Ao conquistar um lugar entre as estrelas de ''Alegría'', Kazuo, que está há seis anos no elenco, revela que aprendeu a sonhar e a fabricar sonhos com o artista londrinense Oscar Espíndola, o Xupetin, considerado por ele um dos melhores palhaços do mundo.
No começo da semana, Kazuo visitou o amigo em Londrina, levando para o Soleil um DVD com a atuação do mestre e de outra artista circense, uma revelação londrinense.
Antes de entrar para essa fábrica de sonhos, transportada por 60 carretas carregadas com 800 tolenadas de equipamentos, Kazuo era atleta de ginástica olímpica e capoeira em São Carlos (SP).
Até que se inscreveu para uma audição do circo do ator Marcos Frota, que estava selecionando acrobatas.
''No dia seguinte, eu já estava no picadeiro. Quando me convidaram para integrar o elenco, disse: 'Se for para viajar com o circo, eu topo''', lembra Kazuo, contando que no início enfrentou preconceito de algumas famílias circenses, já que a tradição do mundo sob a lona reza que filho de palhaço se torna palhaço, filho de mágico vira mágico...
''Eu era um artista, mas não era circense e as pessoas achavam que estava tomando o emprego de alguém'', comenta o palhaço, que depois de entrar embaixo da lona do circo não quis mais sair.
Nessa época, Kazuo conheceu Xupetin, que ajudou a mudar o enredo da história de um acrobata que caiu na graça do riso.
''O Xupetin me dizia que eu era um talento e que deveria ser palhaço. Li o livro do Constantin Stanislavski, 'A Preparação do Ator', que abriu também um caminho. Disse a mim mesmo que iria procurar esse caminho do ator. O Frota ainda comentou que muito ator precisa de técnica e treino para ser palhaço, mas que outros, como eu, já nascem palhaços'', recorda Kazuo sobre o incentivo, que coincidiu com uma audição no Soleil.

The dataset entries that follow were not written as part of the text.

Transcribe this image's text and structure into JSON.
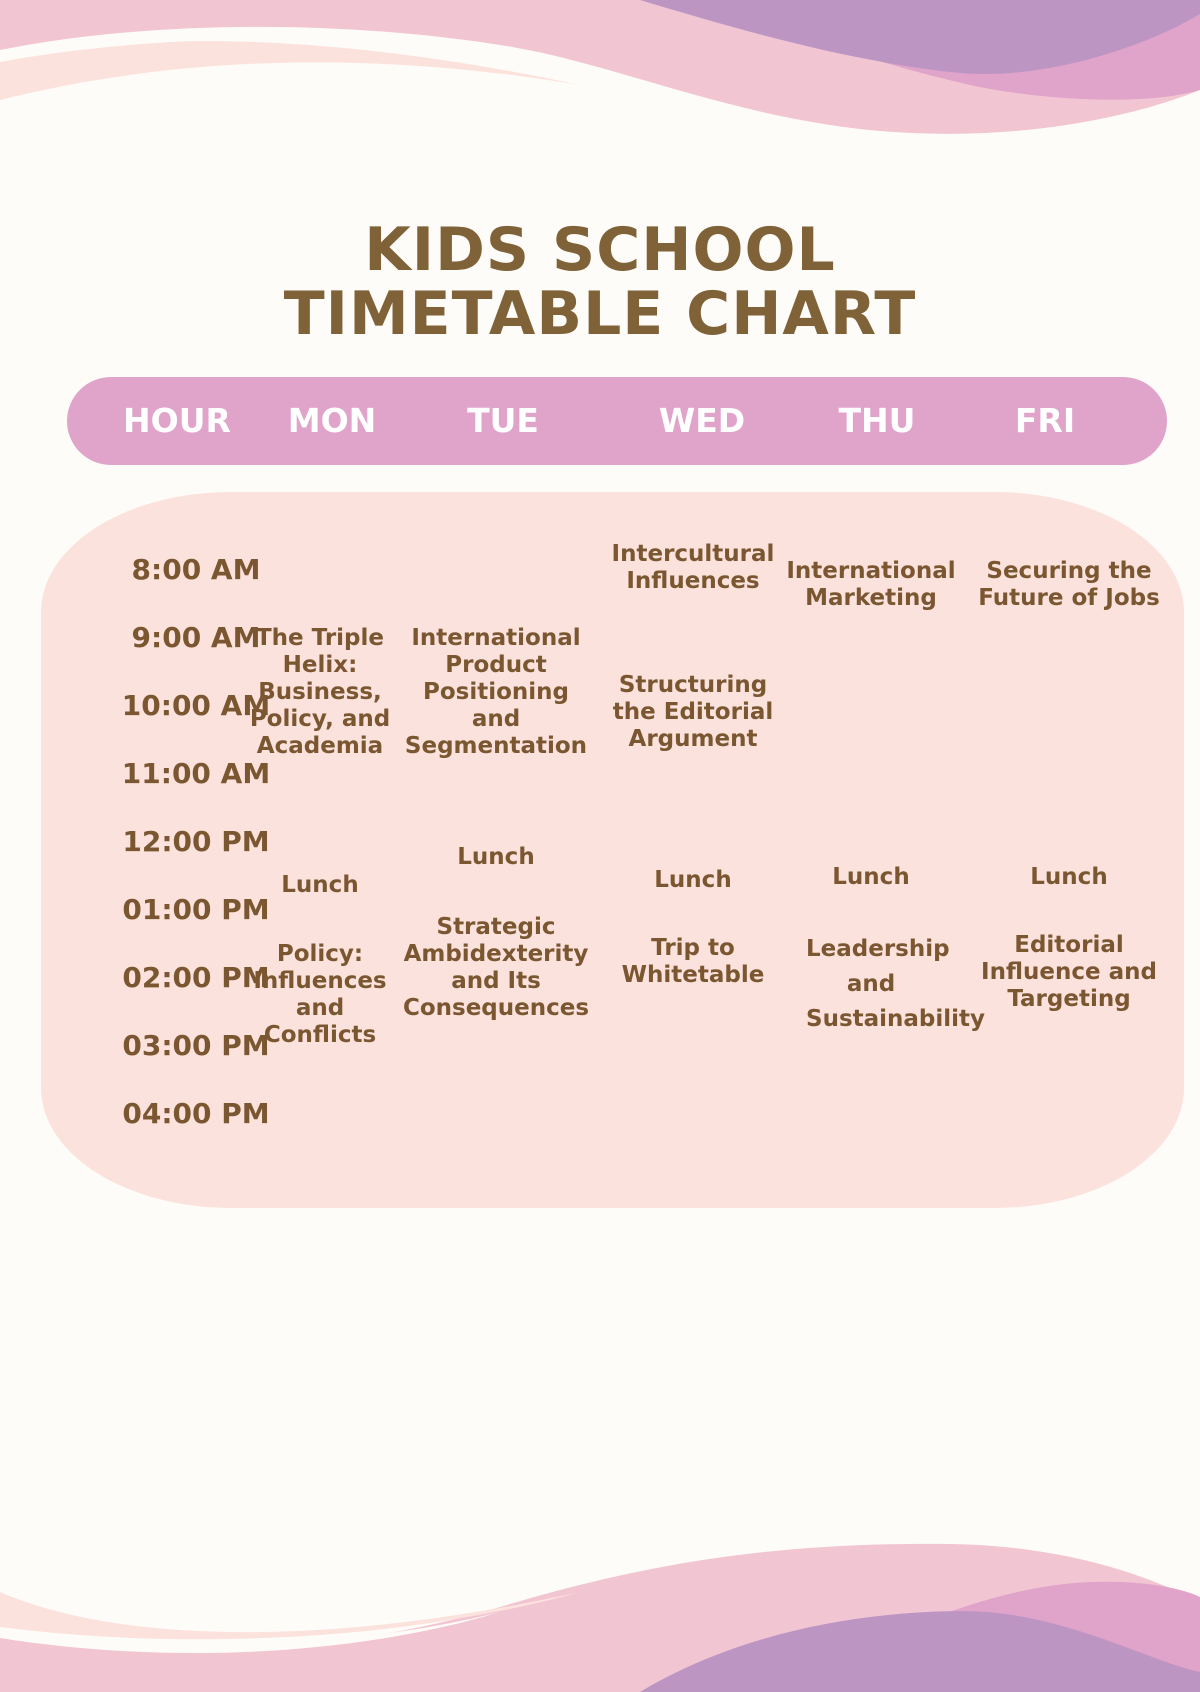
{
  "title": {
    "line1": "KIDS SCHOOL",
    "line2": "TIMETABLE CHART"
  },
  "colors": {
    "background": "#fefcf8",
    "header_bar": "#e0a3c9",
    "panel": "#fce2dd",
    "text": "#7a5731",
    "header_text": "#ffffff",
    "wave_purple": "#bd95c3",
    "wave_pink": "#f2c5d3",
    "wave_mauve": "#e0a3c9",
    "wave_peach": "#fce2dd"
  },
  "header": [
    "HOUR",
    "MON",
    "TUE",
    "WED",
    "THU",
    "FRI"
  ],
  "times": [
    "8:00 AM",
    "9:00 AM",
    "10:00 AM",
    "11:00 AM",
    "12:00 PM",
    "01:00 PM",
    "02:00 PM",
    "03:00 PM",
    "04:00 PM"
  ],
  "schedule": {
    "mon": {
      "morning": "The Triple Helix: Business, Policy, and Academia",
      "lunch": "Lunch",
      "afternoon": "Policy: Influences and Conflicts"
    },
    "tue": {
      "morning": "International Product Positioning and Segmentation",
      "lunch": "Lunch",
      "afternoon": "Strategic Ambidexterity and Its Consequences"
    },
    "wed": {
      "early": "Intercultural Influences",
      "morning": "Structuring the Editorial Argument",
      "lunch": "Lunch",
      "afternoon": "Trip to Whitetable"
    },
    "thu": {
      "early": "International Marketing",
      "lunch": "Lunch",
      "afternoon": "Leadership and Sustainability"
    },
    "fri": {
      "early": "Securing the Future of Jobs",
      "lunch": "Lunch",
      "afternoon": "Editorial Influence and Targeting"
    }
  }
}
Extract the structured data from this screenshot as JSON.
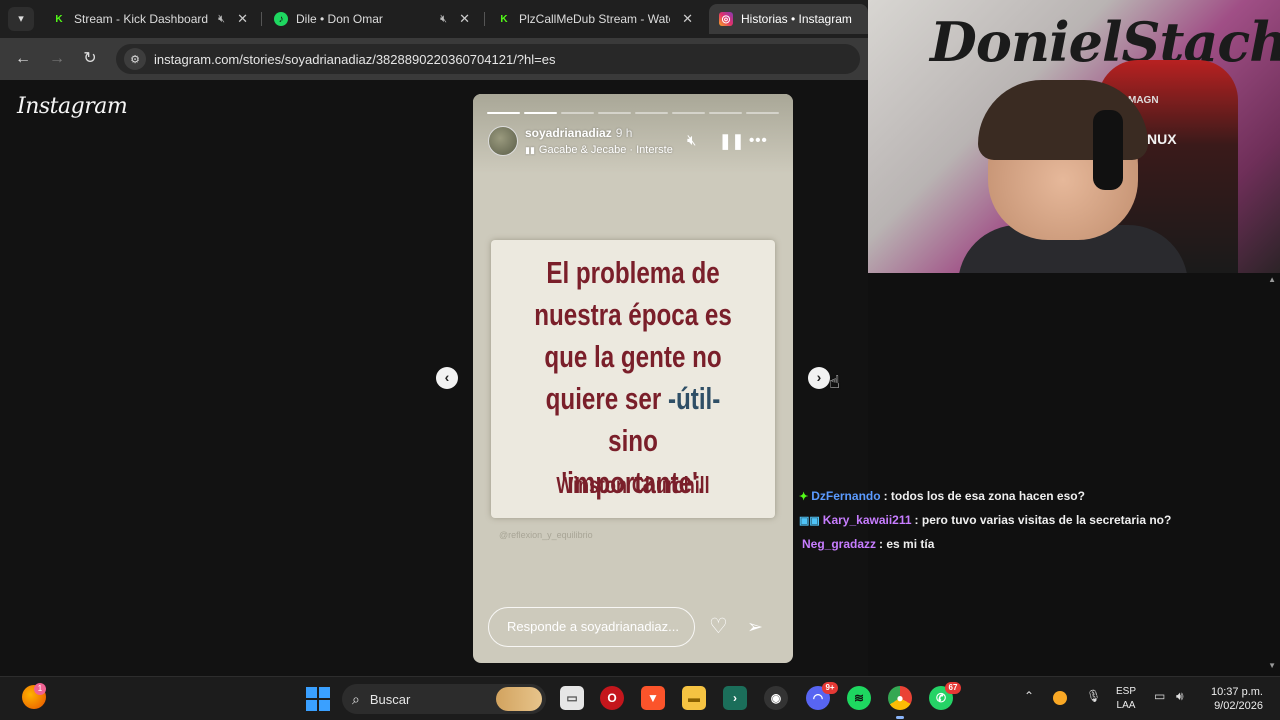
{
  "browser": {
    "tabs": [
      {
        "label": "Stream - Kick Dashboard",
        "favicon": "K",
        "favicon_color": "#53fc18",
        "muted": true
      },
      {
        "label": "Dile • Don Omar",
        "favicon": "♪",
        "favicon_color": "#1ed760",
        "muted": true
      },
      {
        "label": "PlzCallMeDub Stream - Watch L",
        "favicon": "K",
        "favicon_color": "#53fc18",
        "muted": false
      },
      {
        "label": "Historias • Instagram",
        "favicon": "◎",
        "favicon_color": "#e1306c",
        "active": true
      }
    ],
    "url": "instagram.com/stories/soyadrianadiaz/3828890220360704121/?hl=es"
  },
  "instagram": {
    "logo": "Instagram",
    "story": {
      "username": "soyadrianadiaz",
      "time": "9 h",
      "music": "Gacabe & Jecabe · Interste",
      "progress": {
        "segments": 8,
        "completed": 2
      },
      "quote_line1": "El problema de",
      "quote_line2": "nuestra época es",
      "quote_line3": "que la gente no",
      "quote_line4_a": "quiere ser ",
      "quote_line4_b": "-útil-",
      "quote_line4_c": " sino",
      "quote_line5": "'importante'.",
      "author": "Winston Churchill",
      "watermark": "@reflexion_y_equilibrio",
      "reply_placeholder": "Responde a soyadrianadiaz..."
    }
  },
  "webcam": {
    "graffiti": "DonielStach",
    "chair_brand": "AGNUX",
    "chair_brand_top": "MAGN"
  },
  "chat": {
    "messages": [
      {
        "badge": "✦",
        "badge_color": "#53fc18",
        "user": "DzFernando",
        "user_color": "#5b9bff",
        "text": ": todos los de esa zona hacen eso?"
      },
      {
        "badge": "▣▣",
        "badge_color": "#4fc3f7",
        "user": "Kary_kawaii211",
        "user_color": "#c77dff",
        "text": ": pero tuvo varias visitas de la secretaria no?"
      },
      {
        "badge": "",
        "badge_color": "#ffffff",
        "user": "Neg_gradazz",
        "user_color": "#c77dff",
        "text": ": es mi tía"
      }
    ]
  },
  "taskbar": {
    "weather_badge": "1",
    "search_label": "Buscar",
    "discord_badge": "9+",
    "whatsapp_badge": "67",
    "lang_line1": "ESP",
    "lang_line2": "LAA",
    "time": "10:37 p.m.",
    "date": "9/02/2026"
  }
}
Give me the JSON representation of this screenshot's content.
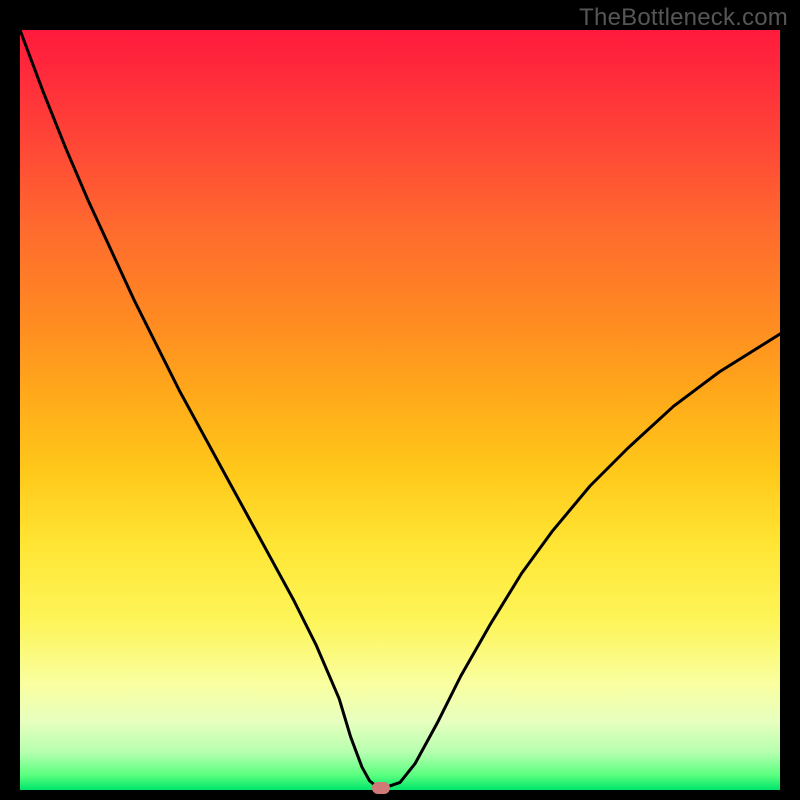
{
  "watermark": "TheBottleneck.com",
  "colors": {
    "curve": "#000000",
    "marker": "#cf7a78",
    "frame": "#000000"
  },
  "chart_data": {
    "type": "line",
    "title": "",
    "xlabel": "",
    "ylabel": "",
    "xlim": [
      0,
      100
    ],
    "ylim": [
      0,
      100
    ],
    "x": [
      0,
      3,
      6,
      9,
      12,
      15,
      18,
      21,
      24,
      27,
      30,
      33,
      36,
      39,
      42,
      43.5,
      45,
      46,
      47,
      48,
      50,
      52,
      55,
      58,
      62,
      66,
      70,
      75,
      80,
      86,
      92,
      100
    ],
    "y": [
      100,
      92,
      84.5,
      77.5,
      71,
      64.5,
      58.5,
      52.5,
      47,
      41.5,
      36,
      30.5,
      25,
      19,
      12,
      7,
      3,
      1.2,
      0.4,
      0.3,
      1,
      3.5,
      9,
      15,
      22,
      28.5,
      34,
      40,
      45,
      50.5,
      55,
      60
    ],
    "minimum": {
      "x": 47.5,
      "y": 0.3
    },
    "annotations": []
  }
}
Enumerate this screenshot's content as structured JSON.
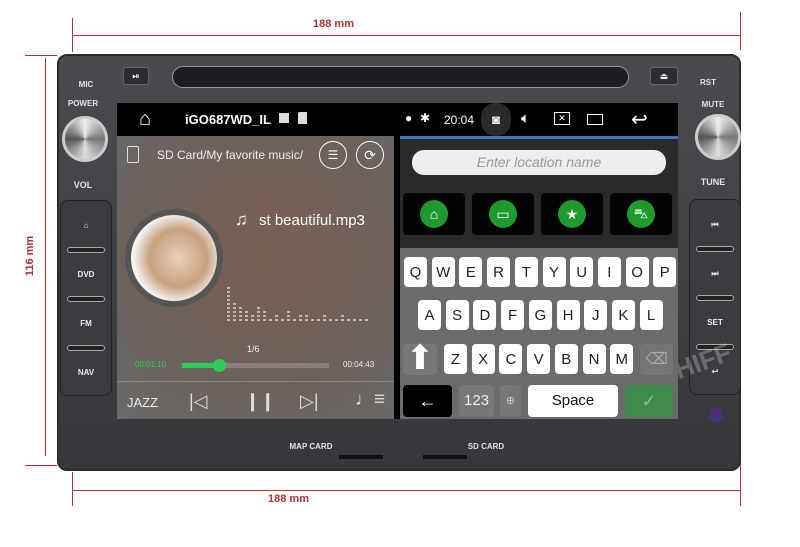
{
  "dimensions": {
    "top_width": "188 mm",
    "bottom_width": "188 mm",
    "height": "116 mm"
  },
  "device": {
    "labels_left": {
      "mic": "MIC",
      "power": "POWER",
      "vol": "VOL"
    },
    "labels_right": {
      "rst": "RST",
      "mute": "MUTE",
      "tune": "TUNE"
    },
    "left_buttons": [
      "⌂",
      "DVD",
      "FM",
      "NAV"
    ],
    "right_buttons": [
      "⏮",
      "⏭",
      "SET",
      "↩"
    ],
    "bottom_labels": {
      "map_card": "MAP CARD",
      "sd_card": "SD CARD"
    },
    "watermark": "HIFF"
  },
  "status_bar": {
    "device_name": "iGO687WD_IL",
    "time": "20:04",
    "icons": [
      "home-icon",
      "image-icon",
      "sd-card-icon",
      "location-icon",
      "bluetooth-icon",
      "camera-icon",
      "volume-icon",
      "close-window-icon",
      "recent-apps-icon",
      "back-icon"
    ]
  },
  "music": {
    "path": "SD Card/My favorite music/",
    "track": "st beautiful.mp3",
    "track_index": "1/6",
    "elapsed": "00:01:10",
    "total": "00:04:43",
    "progress": 0.25,
    "eq_label": "JAZZ",
    "accent": "#2ecc5a"
  },
  "nav": {
    "search_placeholder": "Enter location name",
    "shortcuts": [
      "home",
      "work",
      "favorites",
      "car"
    ],
    "accent": "#1f9a2e"
  },
  "keyboard": {
    "row1": [
      "Q",
      "W",
      "E",
      "R",
      "T",
      "Y",
      "U",
      "I",
      "O",
      "P"
    ],
    "row2": [
      "A",
      "S",
      "D",
      "F",
      "G",
      "H",
      "J",
      "K",
      "L"
    ],
    "row3": [
      "Z",
      "X",
      "C",
      "V",
      "B",
      "N",
      "M"
    ],
    "numbers": "123",
    "space": "Space"
  }
}
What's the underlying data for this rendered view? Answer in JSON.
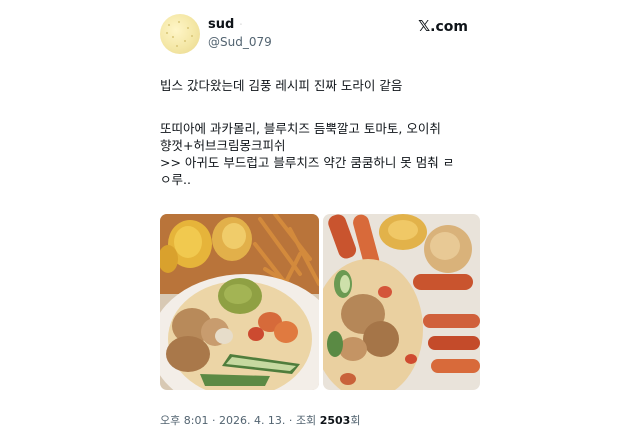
{
  "tweet": {
    "display_name": "sud",
    "name_mark": "ᆞ",
    "handle": "@Sud_079",
    "source": ".com",
    "lines": [
      "빕스 갔다왔는데 김풍 레시피 진짜 도라이 같음",
      "또띠아에 과카몰리, 블루치즈 듬뿍깔고 토마토, 오이취",
      "향껏+허브크림몽크피쉬",
      ">> 아귀도 부드럽고 블루치즈 약간 쿰쿰하니 못 멈춰 ㄹ",
      "ㅇ루.."
    ],
    "meta": {
      "time": "오후 8:01",
      "date": "2026. 4. 13.",
      "views_label": "조회",
      "views_count": "2503",
      "views_suffix": "회"
    }
  },
  "images": {
    "left": "food-photo-tortilla-guacamole-monkfish",
    "right": "food-photo-tortilla-crab-legs"
  }
}
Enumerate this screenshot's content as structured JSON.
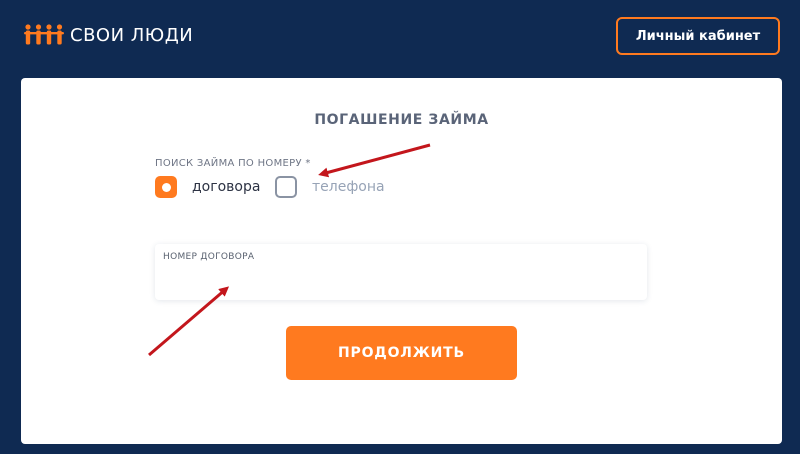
{
  "header": {
    "logo_text": "СВОИ ЛЮДИ",
    "cabinet_button": "Личный кабинет"
  },
  "form": {
    "title": "ПОГАШЕНИЕ ЗАЙМА",
    "search_label": "ПОИСК ЗАЙМА ПО НОМЕРУ *",
    "options": [
      {
        "label": "договора",
        "checked": true
      },
      {
        "label": "телефона",
        "checked": false
      }
    ],
    "field_label": "НОМЕР ДОГОВОРА",
    "field_value": "",
    "submit_label": "ПРОДОЛЖИТЬ"
  },
  "colors": {
    "background": "#0f2a52",
    "accent": "#ff7a1f",
    "annotation_arrow": "#c3161c"
  },
  "icons": {
    "logo": "people-group-logo-icon",
    "annotation": "red-arrow-icon"
  }
}
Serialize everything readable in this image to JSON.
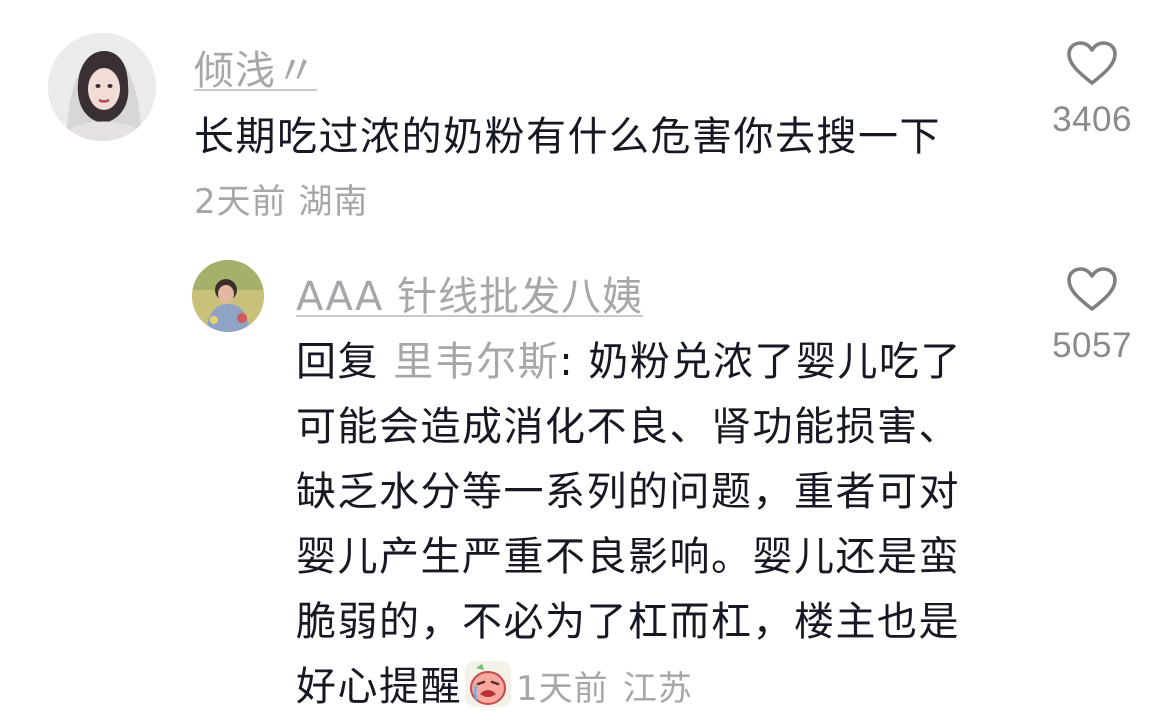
{
  "comments": [
    {
      "username": "倾浅〃",
      "text": "长期吃过浓的奶粉有什么危害你去搜一下",
      "time": "2天前",
      "location": "湖南",
      "likes": "3406"
    }
  ],
  "reply": {
    "username": "AAA 针线批发八姨",
    "prefix": "回复",
    "target": "里韦尔斯",
    "text": ": 奶粉兑浓了婴儿吃了可能会造成消化不良、肾功能损害、缺乏水分等一系列的问题，重者可对婴儿产生严重不良影响。婴儿还是蛮脆弱的，不必为了杠而杠，楼主也是好心提醒",
    "emoji": "crying-face-emoji",
    "time": "1天前",
    "location": "江苏",
    "likes": "5057"
  },
  "colors": {
    "text_primary": "#161823",
    "text_secondary": "#a7a7ab",
    "like_count": "#8a8a8f",
    "background": "#ffffff"
  },
  "icons": {
    "like": "heart-outline-icon"
  }
}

Ele conta que ao revelar para os amigos que pretendia participar da seleção, os comentários demonstraram a distância que o separava do sonho, mas, fazendo parte daqueles que nascem com nariz de palhaço, o brasileiro conseguiu integrar o elenco da fábrica de sonhos, o Cirque du Soleil.
Durante dois anos, nos Estados Unidos, atuou como acrobata do número ''Russian Bars'', do Soleil, em que os performers se equilibram uns sobre os outros em saltos sincronizados e giros precisos.
Atualmente, o palhaço interpretado por Kazuo, inspirado em pessoas que convivem com o artista, faz várias entradas durante o espetáculo.
''O meu palhaço é muito simples. Um número que criei com o artista espanhol Antônio Moreno, com quem atuei durante dois anos. O Moreno trabalha muito com bufões e clowns, sendo uma escola para mim, como foi o Xupetin. Acho que com esses dois fui muito bem encaminhado na arte circense'', avalia o palhaço, que também se inspira em suas criações na esposa Talita, uma sansei que conheceu durante a turnê do Soleil no Japão.
Kazuo comenta que o Soleil transmite uma imagem de perfeição e magia que não deixa de ser verdade quando é comparada com a disciplina e o rigor com que os números são treinados à exaustão.
''Assisti aos DVDs de todos os espetáculos do Soleil. A gente fica assustado com a perfeição, a técnica, a música e a iluminação. É um sonho. Ao vivo, a gente vê que é melhor ainda. Mesmo sendo um artista do Soleil, acho tudo muito perfeito. Vi também que somos humanos, que erramos, mas os erros no palco são recompensados com aplausos, quando o artista retoma o número'', afirma Kazuo.
Para ele, o circo tradicional frente às companhias modernas nunca morrerá.
''O circo tradicional somente vai morrer se um dia as crianças acabarem. O circo é a mãe de todas as artes'', conclui o operário do sonho e do riso.